Someone dear to him sang the dirge, a failed lullaby, in honor of a teddy bear left on the ground. Since the first time he saw Valentine, she had struck him, not much for her beauty because, to be clear, she had never been beautiful, but because her innocent blue eyes trapped between voluminous scarves and blonde locks made her somehow attractive.
Those eyes looked at the world in awe, unaware of what to expect from the future and trusting everybody. Those eyes were her biggest lie, her most dangerous hoax as they hid her true nature.

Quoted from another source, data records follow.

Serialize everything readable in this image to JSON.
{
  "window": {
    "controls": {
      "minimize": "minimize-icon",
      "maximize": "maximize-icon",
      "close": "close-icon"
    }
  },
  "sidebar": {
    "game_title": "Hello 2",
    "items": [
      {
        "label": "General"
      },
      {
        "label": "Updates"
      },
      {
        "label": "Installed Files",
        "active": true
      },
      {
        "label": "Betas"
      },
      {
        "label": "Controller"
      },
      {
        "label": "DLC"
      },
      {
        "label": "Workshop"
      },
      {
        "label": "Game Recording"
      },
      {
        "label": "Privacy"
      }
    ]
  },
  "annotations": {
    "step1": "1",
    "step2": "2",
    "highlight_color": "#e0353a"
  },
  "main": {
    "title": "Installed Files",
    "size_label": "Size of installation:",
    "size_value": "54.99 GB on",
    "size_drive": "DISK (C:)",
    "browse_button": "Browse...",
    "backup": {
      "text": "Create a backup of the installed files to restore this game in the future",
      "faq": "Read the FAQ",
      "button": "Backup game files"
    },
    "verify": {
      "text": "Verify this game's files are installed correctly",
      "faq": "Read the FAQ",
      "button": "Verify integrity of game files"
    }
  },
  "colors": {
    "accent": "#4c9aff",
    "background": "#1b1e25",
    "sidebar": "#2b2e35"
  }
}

Hermann came close to the woman, and running a hand through his hair, he reached into the inner pocket of his coat to take out a cigarette. He looked at her for a while, but as soon as he was about to raise his hand to greet her, Valentine stopped singing and stared at him with motionless eyes, her head tilted, and a curious smile on her face.
“Hermann, my dear, welcome home. You have mail,” she said without standing from the ground where she sat. She then took an envelope from under her bulky sweater and threw it at him. “Read!”
No sender and not opened yet. On the envelope, only the recipient’s name: Valentine Duchamp. “For me, all right,” he said.
“You need to leave tonight,” she said, her eyes still fixed on him.
He glanced at the letter again. And her name wasn’t on the envelope anymore. Instead, it read Hermann Walker.
The man took another puff of his cigarette, the best thing to calm his nerves. “I imagined I’d spend some time in New Orleans.”
She glanced again at the teddy bear and grasped it to rock it like a child. “I need you in Paris.”
“You do? Stop acting like a child then!” he said and bit his lip.
He expected anger, but Valentine smiled. “You chose to see me like this. Of all the ways you can choose to see me, you keep picking this one. It’s kind of inappropriate if you ask me, but what kind of comfort are you seeking, my dear?” she asked, tilting her head to catch his eyes.
“I … How much time before I go?” Hermann asked. It would be useless to debate her if she had decided already.
“Mr. Walker,” said the voice of one of her servants from behind the stage. The man emerged from the shadows. “I’ve organized everything according to the instructions. Nobody will annoy you during your trip, sir.”
Hermann didn’t want to listen to him. Did she have to send him over like this? On a whim? Hermann took another whiff, flipping the envelope around with his fingers while he followed the servant. But before he could turn to say goodbye, Valentine wrapped him in a hug behind his back. She was warm, and her hair tickled his neck.
“Be careful, please,” she whispered.
When he turned, the theater was empty. Nobody was there beyond him, the servant, and a teddy bear on the floor. An old radio sat on the stage playing a lullaby. Hermann could not resist a smile. He needed to be in Paris.
Evidence J-0074 to the investigation I-7242
Extract from Arnaud Demeure’s journal
5 August 1259
“Who is she?” I asked the others who, like me, watched the schoolmistresses chasing a blonde girl away from the courtyard of the orphanage. She was one or two years older than me.
“A gypsy,” one said. “She comes along now and then to sell her junk, but really, she comes to kidnap the little ones. She lives with a witch out of town, and I bet they eat babies for breakfast.”
The others laughed.
“Does she not already look a bit like a witch herself?” another asked.
I didn’t know about them, but she was, to me, the most beautiful thing I had ever seen.